At a McGill conference on Mars last week, Marc Garneau, the head of the Canadian Space Agency, spoke of Canada's "pragmatic daring" and the unique potential we have in space exploration. NASA's recent successes with the Spirit and Opportunity rovers have given rise to optimism among the world's scientific community, not least in Canada, where the Canadian Space Agency (CSA) is getting ready to send a bit of maple leaf know-how to the Red Planet.

Our biggest contribution in the short-term is a meteorological station on the Phoenix lander, scheduled for launch in 2007. The static (as opposed to roving) lander is being aimed at Mars' arctic, where the ice concentration is heaviest and only 50 centimetres below the surface. The met station, says Dr. Alain Berinstain, the 35-year-old acting director of the CSA's planetary exploration and space astronomy, will use laser technology to probe the atmosphere, measuring dust disturbances, cloud formations and wind data. After that, he says, the CSA will look at how Canada can lead its own Mars mission.

Exploring the cost

"We have to do a lot of homework to understand the real costs of a Mars mission," says Berinstain. He says the CSA will be issuing a call-out this spring to academics, industry and the scientific community for proposals that would define Canada's mission, slated for 2011. "We're asking for concepts based on certain constraints and cost. It could be anything: an orbiter, a lander, a bunch of tiny landers working in a network. Then we'll take a couple of years to examine which of the three or four we choose would make the best, coolest mission."

With $300-million to work with annually, the CSA operates under a fairly tight budget. The problem, Berinstain admits, is that the money covers its current operating costs but doesn't leave much for new initiatives. He says that the Mars mission could take place as early as 2009, but the two years' grace period allows the agency to spread the cost around that much more.

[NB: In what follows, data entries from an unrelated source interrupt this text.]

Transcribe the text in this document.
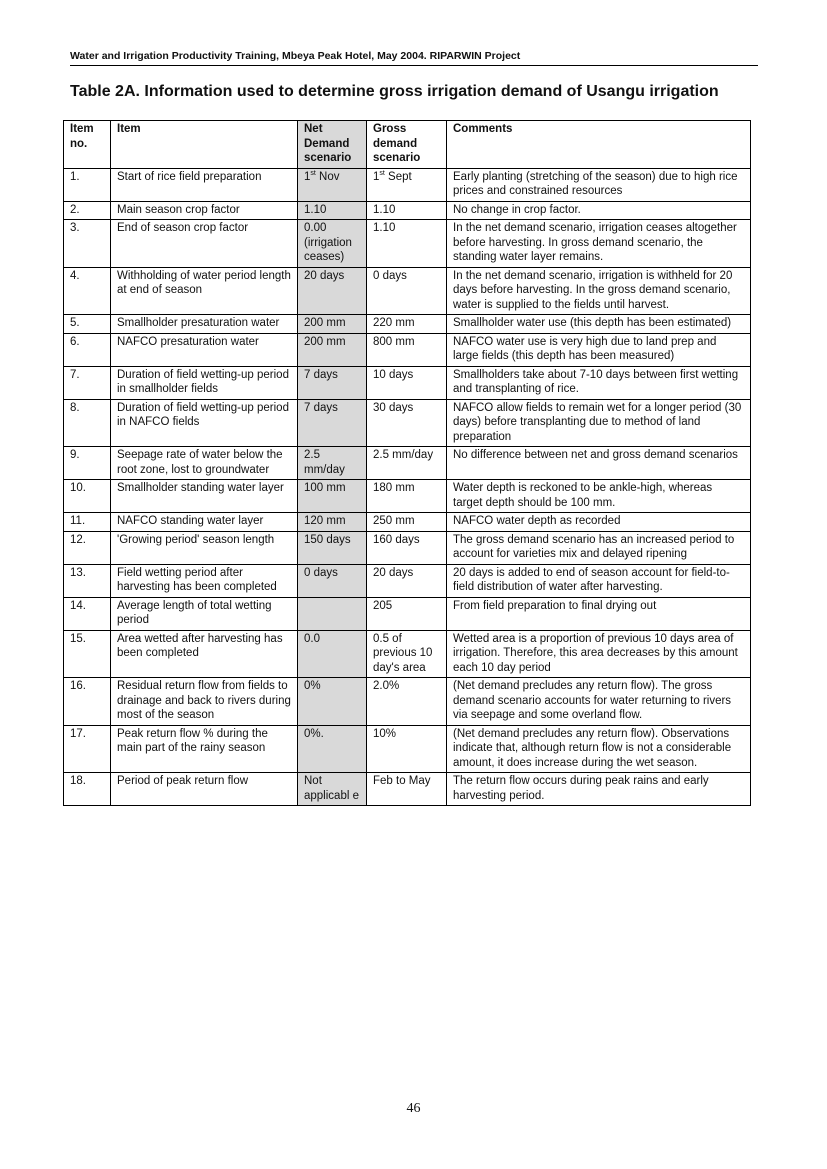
Water and Irrigation Productivity Training, Mbeya Peak Hotel, May 2004. RIPARWIN Project
Table 2A. Information used to determine gross irrigation demand of Usangu irrigation
Item no.	Item	Net Demand scenario	Gross demand scenario	Comments
1.	Start of rice field preparation	1st Nov	1st Sept	Early planting (stretching of the season) due to high rice prices and constrained resources
2.	Main season crop factor	1.10	1.10	No change in crop factor.
3.	End of season crop factor	0.00 (irrigation ceases)	1.10	In the net demand scenario, irrigation ceases altogether before harvesting. In gross demand scenario, the standing water layer remains.
4.	Withholding of water period length at end of season	20 days	0 days	In the net demand scenario, irrigation is withheld for 20 days before harvesting. In the gross demand scenario, water is supplied to the fields until harvest.
5.	Smallholder presaturation water	200 mm	220 mm	Smallholder water use (this depth has been estimated)
6.	NAFCO presaturation water	200 mm	800 mm	NAFCO water use is very high due to land prep and large fields (this depth has been measured)
7.	Duration of field wetting-up period in smallholder fields	7 days	10 days	Smallholders take about 7-10 days between first wetting and transplanting of rice.
8.	Duration of field wetting-up period in NAFCO fields	7 days	30 days	NAFCO allow fields to remain wet for a longer period (30 days) before transplanting due to method of land preparation
9.	Seepage rate of water below the root zone, lost to groundwater	2.5 mm/day	2.5 mm/day	No difference between net and gross demand scenarios
10.	Smallholder standing water layer	100 mm	180 mm	Water depth is reckoned to be ankle-high, whereas target depth should be 100 mm.
11.	NAFCO standing water layer	120 mm	250 mm	NAFCO water depth as recorded
12.	'Growing period' season length	150 days	160 days	The gross demand scenario has an increased period to account for varieties mix and delayed ripening
13.	Field wetting period after harvesting has been completed	0 days	20 days	20 days is added to end of season account for field-to-field distribution of water after harvesting.
14.	Average length of total wetting period		205	From field preparation to final drying out
15.	Area wetted after harvesting has been completed	0.0	0.5 of previous 10 day's area	Wetted area is a proportion of previous 10 days area of irrigation. Therefore, this area decreases by this amount each 10 day period
16.	Residual return flow from fields to drainage and back to rivers during most of the season	0%	2.0%	(Net demand precludes any return flow). The gross demand scenario accounts for water returning to rivers via seepage and some overland flow.
17.	Peak return flow % during the main part of the rainy season	0%.	10%	(Net demand precludes any return flow). Observations indicate that, although return flow is not a considerable amount, it does increase during the wet season.
18.	Period of peak return flow	Not applicabl e	Feb to May	The return flow occurs during peak rains and early harvesting period.
46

Still, Canada's vast, frozen emptiness offers a unique playground for Mars-gazing scientists. At 75º N (that's north of Baffin Island), Devon Island has acted as a Martian stand-in for Berinstain and others who want to get an idea of our closest planetary neighbour's surface. Devon - the largest uninhabited island in the world - is windy, barren, very cold and utterly without amenities. Devon's 23-million-year-old Haughton Crater, its rock formations and landscape are all similar to Mars.

Furthermore, given Canada's mining and geological history, we are in an excellent position to use that expertise to adapt tools for use on Mars. Take the CanaDrill, for instance. The 4.8-kilogram electrical dry drill - meaning it needs no lubricant, which is important, as core samples can't be contaminated - can penetrate up to two metres below the Mars surface. While financial setbacks have troubled the project, Berinstain believes that, with the discovery of ice on Mars, subsurface exploration will become an ever-increasing focus for Mars missions.

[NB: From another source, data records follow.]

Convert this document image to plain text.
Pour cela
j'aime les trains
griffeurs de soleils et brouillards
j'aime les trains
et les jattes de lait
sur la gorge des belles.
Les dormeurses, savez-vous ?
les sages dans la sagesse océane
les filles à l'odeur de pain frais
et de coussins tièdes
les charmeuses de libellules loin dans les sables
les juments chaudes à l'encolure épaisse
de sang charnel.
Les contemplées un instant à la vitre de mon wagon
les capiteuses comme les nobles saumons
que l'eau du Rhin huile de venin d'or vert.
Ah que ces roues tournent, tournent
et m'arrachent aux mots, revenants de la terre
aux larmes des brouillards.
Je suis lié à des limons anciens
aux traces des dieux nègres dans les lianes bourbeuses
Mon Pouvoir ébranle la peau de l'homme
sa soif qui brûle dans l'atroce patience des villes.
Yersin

"Right now, there are two camps when it comes to Mars exploration," he says. "There's atmospheric and surface/subsurface. For the Canadian scientific community, the interest is in getting subsurface a priority, that's where the action is. Right now we can scoop, but that's of limited use because it's so sandy. The bedrock is what's really interesting. We need a drill to take core samples to understand the geology of the site we're at, and that fits into our expertise."

Lifeless, but not boring

While there is a debate as to whether the Martian polar regions' subsurface contains icy dirt or dirty ice, most are agreed that if there is evidence of past life on Mars, that's where it will be found (most Mars experts believe that there isn't any life, even primitive, on the planet, due to intense radiation exposure, but there might have been micro-organisms at some point when liquid water was present).

For all of NASA's success, there remain important limitations. "Spirit and Opportunity are great, but their average surface speed is painfully slow," Berinstain says. Spirit, which has been moving the most, has a top speed of 30 metres a day. But while Berinstain would like to send something smaller and more mobile to Mars in 2011, the risks involved suggest the CSA mission probably won't deviate too far from current technological limits.